Pobres gastam mais – Para seu colega, Saraiva Felipe (PMDB-MG), o país caminha rapidamente para um “apagão” do SUS. Segundo ele, não faz sentido que num país que disponha de um SUS, haja a distorção em que os pobres gastem, em média, 6,7% de suas rendas com saúde e os ricos 3%.

“Do total de gastos da saúde no país – que não passam de 9% do PIB – o gasto público financia apenas 45% desse montante. Não há país que se proponha da ter um Sistema Único de Saúde onde o setor público não seja responsável por, pelo menos, 70% dos recursos”, argumentou o ex-ministro da Saúde. E citou estatísticas embaraçosas: “O nosso gasto per capita anual em saúde (incluindo a contribuição privada e a pública) está em US$ 734. Desse total apenas US$ 335 são gastos públicos, ante os US$ 485, na Argentina, e US$ 658, em Cuba.

Para Felipe o quadro atual tem promovido o que chamou de “massacre dos municípios”. “Com a descentralização da saúde, ocorreu uma grande distorção.

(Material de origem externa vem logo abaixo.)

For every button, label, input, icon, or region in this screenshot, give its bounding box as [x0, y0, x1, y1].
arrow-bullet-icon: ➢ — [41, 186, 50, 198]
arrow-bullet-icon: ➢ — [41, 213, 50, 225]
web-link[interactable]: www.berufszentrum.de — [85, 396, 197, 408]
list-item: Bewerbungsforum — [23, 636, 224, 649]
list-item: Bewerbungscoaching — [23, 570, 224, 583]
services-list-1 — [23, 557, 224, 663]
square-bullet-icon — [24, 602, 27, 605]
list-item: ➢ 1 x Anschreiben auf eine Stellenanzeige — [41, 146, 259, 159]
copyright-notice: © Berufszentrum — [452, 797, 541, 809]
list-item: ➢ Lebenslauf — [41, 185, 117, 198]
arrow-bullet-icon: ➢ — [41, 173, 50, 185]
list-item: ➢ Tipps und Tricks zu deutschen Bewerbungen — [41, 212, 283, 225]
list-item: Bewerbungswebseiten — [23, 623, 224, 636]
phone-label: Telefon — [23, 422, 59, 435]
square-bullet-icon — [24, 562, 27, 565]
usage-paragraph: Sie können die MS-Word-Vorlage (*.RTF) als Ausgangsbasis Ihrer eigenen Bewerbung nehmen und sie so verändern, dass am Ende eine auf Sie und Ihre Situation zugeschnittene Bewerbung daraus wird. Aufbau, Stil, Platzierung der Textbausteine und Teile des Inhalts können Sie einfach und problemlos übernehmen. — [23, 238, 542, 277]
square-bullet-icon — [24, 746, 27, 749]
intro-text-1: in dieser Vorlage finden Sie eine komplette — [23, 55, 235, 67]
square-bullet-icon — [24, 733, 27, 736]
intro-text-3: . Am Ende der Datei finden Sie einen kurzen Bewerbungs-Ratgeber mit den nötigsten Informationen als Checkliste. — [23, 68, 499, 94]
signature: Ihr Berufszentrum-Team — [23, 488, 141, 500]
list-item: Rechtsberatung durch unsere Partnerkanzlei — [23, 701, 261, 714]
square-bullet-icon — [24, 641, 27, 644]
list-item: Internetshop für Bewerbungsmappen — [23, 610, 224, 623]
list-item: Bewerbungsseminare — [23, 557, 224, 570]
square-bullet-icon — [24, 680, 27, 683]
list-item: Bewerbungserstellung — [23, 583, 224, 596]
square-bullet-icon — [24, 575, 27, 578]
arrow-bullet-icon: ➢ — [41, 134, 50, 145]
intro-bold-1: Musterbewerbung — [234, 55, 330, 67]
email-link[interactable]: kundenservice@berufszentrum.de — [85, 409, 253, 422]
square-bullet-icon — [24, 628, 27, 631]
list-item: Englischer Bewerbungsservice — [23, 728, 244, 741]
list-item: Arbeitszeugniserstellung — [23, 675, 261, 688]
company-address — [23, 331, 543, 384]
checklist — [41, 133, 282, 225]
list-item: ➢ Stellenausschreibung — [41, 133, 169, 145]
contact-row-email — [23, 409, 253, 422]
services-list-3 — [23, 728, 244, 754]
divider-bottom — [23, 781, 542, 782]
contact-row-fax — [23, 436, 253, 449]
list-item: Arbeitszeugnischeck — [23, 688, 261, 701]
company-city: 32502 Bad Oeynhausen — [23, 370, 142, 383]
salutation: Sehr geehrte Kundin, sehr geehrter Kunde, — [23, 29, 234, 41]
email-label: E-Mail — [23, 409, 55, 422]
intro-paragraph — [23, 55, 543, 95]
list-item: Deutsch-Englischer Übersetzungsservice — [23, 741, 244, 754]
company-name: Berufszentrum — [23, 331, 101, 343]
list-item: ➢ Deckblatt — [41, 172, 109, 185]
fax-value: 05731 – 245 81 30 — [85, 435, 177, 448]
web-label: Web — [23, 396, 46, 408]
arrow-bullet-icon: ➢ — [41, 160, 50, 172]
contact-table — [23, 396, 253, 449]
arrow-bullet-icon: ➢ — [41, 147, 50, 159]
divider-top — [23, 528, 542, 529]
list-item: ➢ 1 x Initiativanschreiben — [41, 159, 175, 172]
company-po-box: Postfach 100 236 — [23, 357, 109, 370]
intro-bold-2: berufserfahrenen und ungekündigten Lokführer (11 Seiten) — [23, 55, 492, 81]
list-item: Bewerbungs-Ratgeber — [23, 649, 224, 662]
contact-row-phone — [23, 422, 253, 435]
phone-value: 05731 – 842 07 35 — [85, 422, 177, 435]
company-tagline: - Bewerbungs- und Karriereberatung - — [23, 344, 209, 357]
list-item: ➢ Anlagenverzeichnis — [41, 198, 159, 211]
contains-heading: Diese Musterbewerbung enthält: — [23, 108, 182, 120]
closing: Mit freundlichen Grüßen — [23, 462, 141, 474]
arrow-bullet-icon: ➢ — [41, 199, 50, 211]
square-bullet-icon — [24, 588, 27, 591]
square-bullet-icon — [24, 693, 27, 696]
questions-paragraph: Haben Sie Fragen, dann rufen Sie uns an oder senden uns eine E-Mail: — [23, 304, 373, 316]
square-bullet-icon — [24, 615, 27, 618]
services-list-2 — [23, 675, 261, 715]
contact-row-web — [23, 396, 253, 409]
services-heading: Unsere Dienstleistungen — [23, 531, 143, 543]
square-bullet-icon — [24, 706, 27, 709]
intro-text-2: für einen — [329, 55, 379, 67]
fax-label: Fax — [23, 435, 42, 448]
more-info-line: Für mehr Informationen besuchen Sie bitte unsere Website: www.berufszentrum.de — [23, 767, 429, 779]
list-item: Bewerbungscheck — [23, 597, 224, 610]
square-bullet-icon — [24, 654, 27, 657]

Enquanto a União arcava com 85% dos gastos públicos em saúde em 1980, em 2008 ela só foi responsável por 43,5%. A diferença foi arcada por Estados, 27,6%, e municípios, 29%, penalizando essas esferas de poder”.

Regulamentação – Segundo Felipe, entre as propostas que regulamentam a área, a apresentada pelo senador Tião Viana (PT-AC), que propõe 10% da receita líquida da União para o setor. “Não vai resolver, mas seriam R$ 37 bi a mais por ano, que serviriam para melhorar algumas tabelas de pagamento de serviços, impedindo o desmanche nacional do SUS”.

Felipe cobra a retomada da militância em prol da saúde pública. “Se depender do debate interno na Câmara e no Senado, não avançaremos”, conclui. “Temos que pressionar”, acrescenta.